Eastman Johnson (1824–1906) Cranberry Pickers, Oil on canvas board, 19 3/4” H x 29 5/8” W

Nantucket Historical Association Collection, 2023.6.1. Museum purchase, generously underwritten by the Friends of the Nantucket Historical Association, Nancy & Douglas Abbey, the Ainslie Foundation, Patricia S. & Thomas J. Anathan, Susan Blount & Richard Bard Charitable Fund, Maureen and Edward Bousa, H.L. Brown Jr. Family Foundation, Christy & Bill Camp, Sue & Stuart Feld, Shelley & Graham Goldsmith, Margaret Hallowell & Stephen Langer, Anne & Todd Knutson, Ashley Gosnell Mody, Franci Neely, Denise & Andrew Saul, Burwell & Chip Schorr, Helen & Chuck Schwab, Melinda & Paul Sullivan, J. Tilroe, Virginia Guest Valentine, and Kelly Williams & Andrew Forsyth

Aside from it being an acclaimed and highly sought-after piece by Johnson (who co-founded the Metropolitan Museum of Art), the 20-inch by 30-inch work tells the history of Nantucket from an agricultural point of view. “This painting links together a number of these non-whaling threads in the island’s story,” Harrison says. Previously privately owned, this is the first time that the work has been made available to the public, let alone on Nantucket.

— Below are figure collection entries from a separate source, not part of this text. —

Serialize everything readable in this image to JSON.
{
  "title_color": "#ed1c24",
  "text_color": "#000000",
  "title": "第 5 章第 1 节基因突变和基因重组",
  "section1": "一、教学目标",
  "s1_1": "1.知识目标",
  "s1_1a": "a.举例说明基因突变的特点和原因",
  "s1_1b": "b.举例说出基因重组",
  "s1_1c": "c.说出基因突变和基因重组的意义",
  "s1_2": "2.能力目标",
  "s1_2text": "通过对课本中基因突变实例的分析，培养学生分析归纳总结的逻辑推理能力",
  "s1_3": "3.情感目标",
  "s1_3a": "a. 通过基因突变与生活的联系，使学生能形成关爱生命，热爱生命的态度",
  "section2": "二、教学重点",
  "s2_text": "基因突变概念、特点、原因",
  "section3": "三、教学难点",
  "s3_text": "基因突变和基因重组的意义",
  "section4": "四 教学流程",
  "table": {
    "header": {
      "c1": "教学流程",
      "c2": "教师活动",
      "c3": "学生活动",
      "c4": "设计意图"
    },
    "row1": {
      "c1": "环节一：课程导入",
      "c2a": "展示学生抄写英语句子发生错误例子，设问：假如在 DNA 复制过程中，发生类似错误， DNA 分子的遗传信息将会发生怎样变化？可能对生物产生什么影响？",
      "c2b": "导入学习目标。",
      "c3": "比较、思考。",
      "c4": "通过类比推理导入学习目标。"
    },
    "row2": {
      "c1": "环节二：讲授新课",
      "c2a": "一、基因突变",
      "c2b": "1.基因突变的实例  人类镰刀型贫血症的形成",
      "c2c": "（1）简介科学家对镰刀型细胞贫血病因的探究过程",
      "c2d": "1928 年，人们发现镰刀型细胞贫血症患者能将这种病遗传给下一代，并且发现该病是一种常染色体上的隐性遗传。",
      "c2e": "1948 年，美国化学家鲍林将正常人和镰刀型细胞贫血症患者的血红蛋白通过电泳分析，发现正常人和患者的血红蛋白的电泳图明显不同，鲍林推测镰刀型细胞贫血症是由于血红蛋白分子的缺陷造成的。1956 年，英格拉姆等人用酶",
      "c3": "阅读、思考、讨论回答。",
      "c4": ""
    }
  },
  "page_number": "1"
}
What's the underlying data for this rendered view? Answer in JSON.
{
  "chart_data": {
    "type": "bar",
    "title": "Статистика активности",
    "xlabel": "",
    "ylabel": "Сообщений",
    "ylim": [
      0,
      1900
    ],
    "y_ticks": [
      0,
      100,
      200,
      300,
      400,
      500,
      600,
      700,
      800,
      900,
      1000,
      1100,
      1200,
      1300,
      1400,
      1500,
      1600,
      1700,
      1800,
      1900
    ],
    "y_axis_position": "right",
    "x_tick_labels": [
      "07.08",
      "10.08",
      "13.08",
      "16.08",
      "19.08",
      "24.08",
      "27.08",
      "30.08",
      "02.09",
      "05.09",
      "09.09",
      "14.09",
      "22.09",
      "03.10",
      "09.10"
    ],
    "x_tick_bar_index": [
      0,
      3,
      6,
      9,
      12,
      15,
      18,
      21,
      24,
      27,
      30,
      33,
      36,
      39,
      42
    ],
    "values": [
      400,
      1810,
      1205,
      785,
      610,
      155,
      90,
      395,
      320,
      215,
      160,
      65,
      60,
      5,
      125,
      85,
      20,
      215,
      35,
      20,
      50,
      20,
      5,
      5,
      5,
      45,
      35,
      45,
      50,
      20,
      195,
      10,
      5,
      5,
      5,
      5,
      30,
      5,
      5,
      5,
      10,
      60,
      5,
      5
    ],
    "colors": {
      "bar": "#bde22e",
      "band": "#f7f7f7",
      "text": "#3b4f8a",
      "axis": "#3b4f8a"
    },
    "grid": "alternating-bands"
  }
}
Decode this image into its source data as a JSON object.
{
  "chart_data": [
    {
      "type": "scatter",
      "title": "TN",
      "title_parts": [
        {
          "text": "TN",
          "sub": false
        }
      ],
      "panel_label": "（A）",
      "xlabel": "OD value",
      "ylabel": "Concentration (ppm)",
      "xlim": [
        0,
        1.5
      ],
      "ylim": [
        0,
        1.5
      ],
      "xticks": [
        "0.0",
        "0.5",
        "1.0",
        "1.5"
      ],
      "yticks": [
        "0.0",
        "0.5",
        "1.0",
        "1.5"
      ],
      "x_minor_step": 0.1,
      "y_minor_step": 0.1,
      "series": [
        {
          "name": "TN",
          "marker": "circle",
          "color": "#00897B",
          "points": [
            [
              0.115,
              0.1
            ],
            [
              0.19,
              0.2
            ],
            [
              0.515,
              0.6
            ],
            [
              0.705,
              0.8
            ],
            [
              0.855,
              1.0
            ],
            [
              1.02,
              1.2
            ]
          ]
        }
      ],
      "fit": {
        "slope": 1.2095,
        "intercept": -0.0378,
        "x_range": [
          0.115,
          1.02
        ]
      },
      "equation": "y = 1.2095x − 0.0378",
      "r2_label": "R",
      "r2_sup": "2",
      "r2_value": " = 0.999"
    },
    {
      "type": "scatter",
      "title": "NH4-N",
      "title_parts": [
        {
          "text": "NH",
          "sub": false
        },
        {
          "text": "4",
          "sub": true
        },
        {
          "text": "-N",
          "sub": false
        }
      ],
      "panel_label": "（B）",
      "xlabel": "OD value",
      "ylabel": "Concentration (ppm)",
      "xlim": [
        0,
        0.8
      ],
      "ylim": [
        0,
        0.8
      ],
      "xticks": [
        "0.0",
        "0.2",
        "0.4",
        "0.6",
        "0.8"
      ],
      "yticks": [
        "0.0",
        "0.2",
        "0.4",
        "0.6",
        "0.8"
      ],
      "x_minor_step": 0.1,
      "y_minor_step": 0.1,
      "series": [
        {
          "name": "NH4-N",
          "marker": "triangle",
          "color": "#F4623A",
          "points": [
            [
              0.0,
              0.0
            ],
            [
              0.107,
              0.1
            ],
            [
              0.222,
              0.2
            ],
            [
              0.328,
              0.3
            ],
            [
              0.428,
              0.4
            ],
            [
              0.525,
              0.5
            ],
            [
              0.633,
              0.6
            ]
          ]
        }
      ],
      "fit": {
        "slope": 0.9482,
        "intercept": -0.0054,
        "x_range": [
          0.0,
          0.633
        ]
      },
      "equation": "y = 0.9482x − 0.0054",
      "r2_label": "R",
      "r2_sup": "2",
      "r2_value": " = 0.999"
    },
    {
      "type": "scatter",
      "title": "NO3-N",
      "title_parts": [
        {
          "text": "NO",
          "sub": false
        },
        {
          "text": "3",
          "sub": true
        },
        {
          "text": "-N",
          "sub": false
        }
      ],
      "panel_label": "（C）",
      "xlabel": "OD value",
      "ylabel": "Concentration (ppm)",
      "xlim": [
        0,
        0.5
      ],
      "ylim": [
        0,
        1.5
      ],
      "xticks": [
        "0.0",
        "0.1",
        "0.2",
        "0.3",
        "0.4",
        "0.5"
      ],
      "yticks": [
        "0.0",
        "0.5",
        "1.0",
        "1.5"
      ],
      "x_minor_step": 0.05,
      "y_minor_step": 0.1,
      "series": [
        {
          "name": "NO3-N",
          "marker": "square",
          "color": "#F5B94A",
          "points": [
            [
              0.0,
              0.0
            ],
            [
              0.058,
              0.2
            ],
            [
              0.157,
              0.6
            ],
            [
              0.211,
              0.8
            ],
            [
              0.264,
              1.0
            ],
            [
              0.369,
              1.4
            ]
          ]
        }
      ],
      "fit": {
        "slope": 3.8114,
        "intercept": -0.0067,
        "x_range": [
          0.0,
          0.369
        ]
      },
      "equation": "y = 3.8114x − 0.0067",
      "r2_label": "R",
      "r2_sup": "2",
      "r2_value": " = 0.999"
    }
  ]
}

On view in the Williams Forsyth Gallery at the Whaling Museum, the piece is one of many studies that Johnson painted in the late 1870s while summering on Nantucket. The scene depicts a woman and a man standing in a cranberry lot below a cliff, most likely inspired by the low-lying grazing lands used for cranberry harvesting that Johnson saw from his home on 41 Cliff Road. What makes it stand out, however, is that it is the most completed work in the study—next in line, one could say, to his grand finale, The Cranberry Harvest, Island of Nantucket (1880), currently owned by the Timken Museum of Art in San Diego.


According to Harrison, the painting reflects a distinct period in which cranberries were harvested about 20 years prior to the development of big commercial bogs. “He’s really enamored of the landscape and the potential of what the landscape shows. He sees this evocative cranberry bog with these people working in it in the fall. And he sees that as a really interesting [point of] what Nantucket has become? Where is Nantucket going now that whaling is no longer the economic interest here?” Harrison explains. “And then he captures this moment [for us] in the island’s history between when lots of whaling ships are coming and going, and when the island becomes developed with summer houses and hotels.”


Cranberry Pickers also illustrates development in the position of women in Nantucket’s late 19th-century society. In general, Johnson started to depict women differently in his paintings around that time, focusing more on exhibiting them as educated, independent and in charge of their own lives. “This fits with that shift in his artwork where, here, we have the woman commanding the scene. It’s the man who is deferring to her and asking her opinion or seeking direction from her,” Harrison explains. A future exhibition titled In the Company of Women: Winslow Homer and Eastman Johnson, in partnership with the High Museum of Art in Atlanta, will further examine the topic. It will likely take place around the United States, with a pitstop on the island, in three to four years.